Evidence & guidelines
The 2008 NICHD workshop report provides the standardized definitions and three-tier interpretation system widely adopted in practice. Cochrane evidence on continuous cardiotocography summarizes its effects on neonatal and maternal outcomes, including an association with increased operative intervention.
History
Electronic fetal monitoring was introduced into obstetric practice in the 1960s and 1970s with the expectation of reducing perinatal injury.
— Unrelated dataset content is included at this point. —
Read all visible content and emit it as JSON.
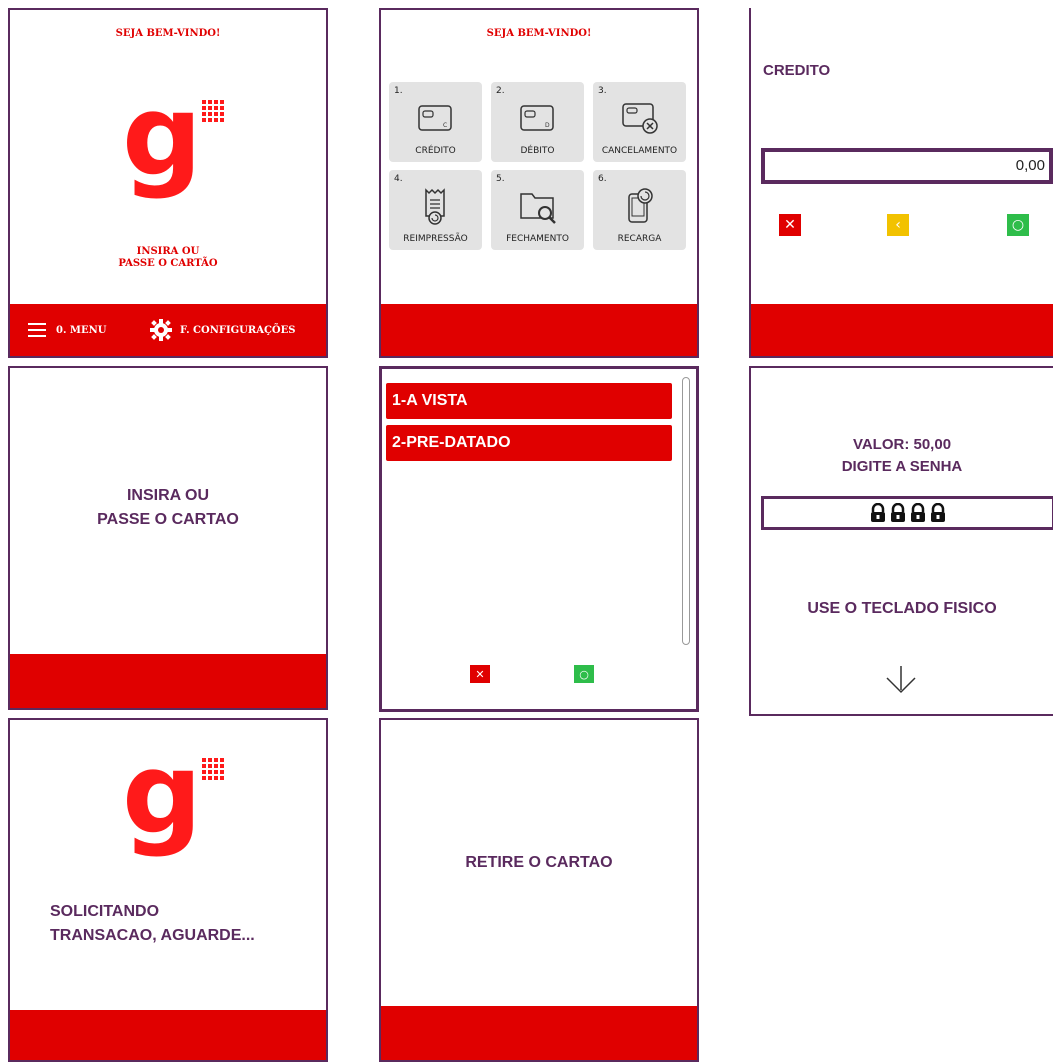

Inconsistent terminology prompted standardization efforts, culminating in the 2008 NICHD workshop definitions, while accumulating trial evidence reshaped expectations about its benefits.
Debates
- Does continuous electronic fetal monitoring improve outcomes for low-risk labor?
- Compared with intermittent auscultation, continuous cardiotocography is associated with more cesarean and instrumental deliveries without a clear reduction in serious adverse neonatal outcomes, so its routine use in low-risk labor remains contested.
Key figures
- George Macones
- Zarko Alfirevic
Related topics
Seminal works
- macones-2008
- alfirevic-2017
Frequently asked questions
- What is cardiotocography?
- Cardiotocography (CTG) is continuous electronic recording of the fetal heart rate alongside uterine contractions, used to assess fetal wellbeing during labor.
- Is continuous monitoring always better than listening intermittently?
- Not necessarily; for low-risk labor, continuous monitoring is associated with more interventions without clearly improving the most serious neonatal outcomes compared with intermittent auscultation.